Viktoriia Bilychenko and her daughter Polina have been exploring the lakes and mountains in Switzerland. It’s a welcome distraction from the war in their homeland.This content was published on June 7, 2022 - 10:23
- Deutsch Viktoriia und Polina entdecken die Schweiz (original)
- Español Viktoriia y Polina descubren Suiza
- Português Viktoriia e Polina descobrindo a Suíça
- 中文 Viktoriia和Polina的“发现瑞士”之旅
- عربي فيكتوريا وبولينا تكتشفان سويسرا
- Français Viktoriia et Polina découvrent la Suisse
- Pусский Виктория и Полина открывают для себя Швейцарию
- 日本語 ビクトリアとポリーナ、スイスを発見する
- Italiano Viktoriia e Polina scoprono la Svizzera
- Вікторія та Поліна відкривають для себе Швейцарію
Until the end of May, refugees from Ukraine could use Swiss public transport free of charge. Viktoriia and Polina, who came to live with me from the city of Mykolaiv in southern Ukraine, used the opportunity to get to know their host country better.
They have travelled to the picturesque town of Thun, walked along the shores of Lake Neuchâtel, and visited the the Abbey Library of Saint Gall. They have also been to Lake Oeschinen in the Bernese Oberland, which is a UNESCO World Heritage Site and one of the most beautiful mountain lakes in the Alps.
We travelled to Zermatt together. From the window of the Matterhorn-Gotthard train, Viktoriia took photos and videos of the impressive gorges and rock formations. Her daughter, meanwhile, was busy looking at her mobile phone – a pity really, but I guess I also preferred reading comics to admiring nature at that age.
As a big fan of Swiss chocolate, Viktoriia really wanted to see the Matterhorn, which is depicted on the distinctive Toblerone box. She bought a bar at the railway station in order to pose in front of the world-famous mountain. Unfortunately, the summit of the Matterhorn was shrouded in clouds that day – but it was still beautiful.

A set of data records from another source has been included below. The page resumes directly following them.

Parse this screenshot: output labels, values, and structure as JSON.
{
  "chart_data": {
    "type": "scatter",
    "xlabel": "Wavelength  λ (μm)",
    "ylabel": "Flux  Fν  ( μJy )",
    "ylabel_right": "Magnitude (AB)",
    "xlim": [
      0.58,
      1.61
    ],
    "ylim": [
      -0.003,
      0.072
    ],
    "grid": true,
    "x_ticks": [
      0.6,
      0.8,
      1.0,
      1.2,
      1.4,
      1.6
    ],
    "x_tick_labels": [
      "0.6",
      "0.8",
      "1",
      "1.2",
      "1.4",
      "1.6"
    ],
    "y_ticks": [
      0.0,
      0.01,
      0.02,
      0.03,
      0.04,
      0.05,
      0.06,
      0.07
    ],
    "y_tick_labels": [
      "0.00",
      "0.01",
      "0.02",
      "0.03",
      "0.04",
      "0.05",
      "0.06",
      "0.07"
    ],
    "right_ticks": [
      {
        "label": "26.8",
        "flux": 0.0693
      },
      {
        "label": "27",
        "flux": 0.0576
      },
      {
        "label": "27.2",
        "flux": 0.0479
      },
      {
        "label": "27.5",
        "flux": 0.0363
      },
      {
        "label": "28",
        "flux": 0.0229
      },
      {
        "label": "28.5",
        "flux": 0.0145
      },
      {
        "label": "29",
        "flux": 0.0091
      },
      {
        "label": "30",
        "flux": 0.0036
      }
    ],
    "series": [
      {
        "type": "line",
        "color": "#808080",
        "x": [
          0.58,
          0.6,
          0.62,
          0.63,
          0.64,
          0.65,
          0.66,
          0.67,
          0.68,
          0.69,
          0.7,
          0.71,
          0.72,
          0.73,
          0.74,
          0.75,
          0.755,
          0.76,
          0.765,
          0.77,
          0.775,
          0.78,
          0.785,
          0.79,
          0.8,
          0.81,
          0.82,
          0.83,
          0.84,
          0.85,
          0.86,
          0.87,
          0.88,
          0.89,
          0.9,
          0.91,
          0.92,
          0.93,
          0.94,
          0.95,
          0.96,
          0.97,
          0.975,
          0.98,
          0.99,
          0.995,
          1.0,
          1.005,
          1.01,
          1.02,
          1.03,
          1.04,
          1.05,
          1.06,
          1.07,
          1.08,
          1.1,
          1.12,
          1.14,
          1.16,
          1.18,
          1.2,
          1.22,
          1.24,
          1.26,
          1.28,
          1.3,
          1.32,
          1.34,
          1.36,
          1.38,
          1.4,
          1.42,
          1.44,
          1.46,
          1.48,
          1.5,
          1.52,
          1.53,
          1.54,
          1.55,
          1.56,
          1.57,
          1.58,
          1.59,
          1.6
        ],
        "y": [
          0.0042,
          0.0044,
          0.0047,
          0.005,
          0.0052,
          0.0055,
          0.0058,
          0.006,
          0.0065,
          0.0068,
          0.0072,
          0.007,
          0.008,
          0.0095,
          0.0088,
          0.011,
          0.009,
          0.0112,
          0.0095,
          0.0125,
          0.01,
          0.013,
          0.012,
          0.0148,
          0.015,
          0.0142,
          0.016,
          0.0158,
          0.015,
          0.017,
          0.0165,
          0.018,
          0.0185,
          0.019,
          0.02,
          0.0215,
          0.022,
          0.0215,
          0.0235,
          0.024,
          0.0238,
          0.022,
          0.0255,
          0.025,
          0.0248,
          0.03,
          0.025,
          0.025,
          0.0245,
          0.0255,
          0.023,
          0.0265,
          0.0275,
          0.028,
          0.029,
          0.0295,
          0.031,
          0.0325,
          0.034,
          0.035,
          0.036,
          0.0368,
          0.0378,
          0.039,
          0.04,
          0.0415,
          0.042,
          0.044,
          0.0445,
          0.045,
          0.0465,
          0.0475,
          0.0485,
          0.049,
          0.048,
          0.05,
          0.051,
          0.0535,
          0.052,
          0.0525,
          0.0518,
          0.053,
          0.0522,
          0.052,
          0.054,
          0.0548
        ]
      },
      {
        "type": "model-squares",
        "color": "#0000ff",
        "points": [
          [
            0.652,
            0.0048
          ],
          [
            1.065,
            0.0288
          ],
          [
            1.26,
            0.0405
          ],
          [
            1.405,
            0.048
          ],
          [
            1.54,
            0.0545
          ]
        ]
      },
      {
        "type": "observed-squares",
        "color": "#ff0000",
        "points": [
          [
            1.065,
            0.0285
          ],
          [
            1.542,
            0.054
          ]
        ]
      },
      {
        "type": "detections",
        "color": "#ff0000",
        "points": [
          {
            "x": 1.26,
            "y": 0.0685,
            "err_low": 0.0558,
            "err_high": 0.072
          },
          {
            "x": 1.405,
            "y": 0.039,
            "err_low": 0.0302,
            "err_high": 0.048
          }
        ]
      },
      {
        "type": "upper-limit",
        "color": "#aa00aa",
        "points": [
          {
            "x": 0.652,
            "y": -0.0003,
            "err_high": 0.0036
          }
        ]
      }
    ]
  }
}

The mother and daughter are trying to make the best of a difficult situation. They are not here by choice. They are not tourists, and this is not a holiday for them.
On the whole, we have now settled into a comfortable routine. Polina, who is 11 years old, goes to school every day, and she is working hard on her German vocabulary. She even scored full marks on her first test. In a further achievement, she overcame her initial fear and successfully made it around the ropes course at an adventure park in Bern, during the birthday party of a Ukrainian classmate and neighbour.
Viktoriia is also making progress in German. She attends German lessons twice a week, alongside her work as an IT coach.
In early May she received sad news. A 28-year-old colleague, who had trained with her last year, had been killed. He was the first victim of the war who she knew personally, and one of the many thousands who have lost their lives, leaving behind their families and loved ones – in Ukraine, but also in Russia.
Viktoriia has been very worried about her brother. Despite having no military training, he volunteered to defend his country. In mid-May he was called up. As the actual reporting day drew closer, his sister grew more and more anxious. She learned, with huge relief, that he had not been accepted – much to his frustration. Now he is on the reserve list.
On the last Friday of May, Viktoriia’s mother – who has been working in Jarocin in western Poland since the start of the war – wanted to travel to Switzerland for the day. She was ready to undergo a 12-hour coach journey of 1,000 kilometres in order to spend just a few hours with her daughter and granddaughter in Zurich, as they had not seen each other for more than three months. They had been looking forward to the day immensely, and were all the more disappointed when the whole trip was cancelled, as too few people had signed up for it.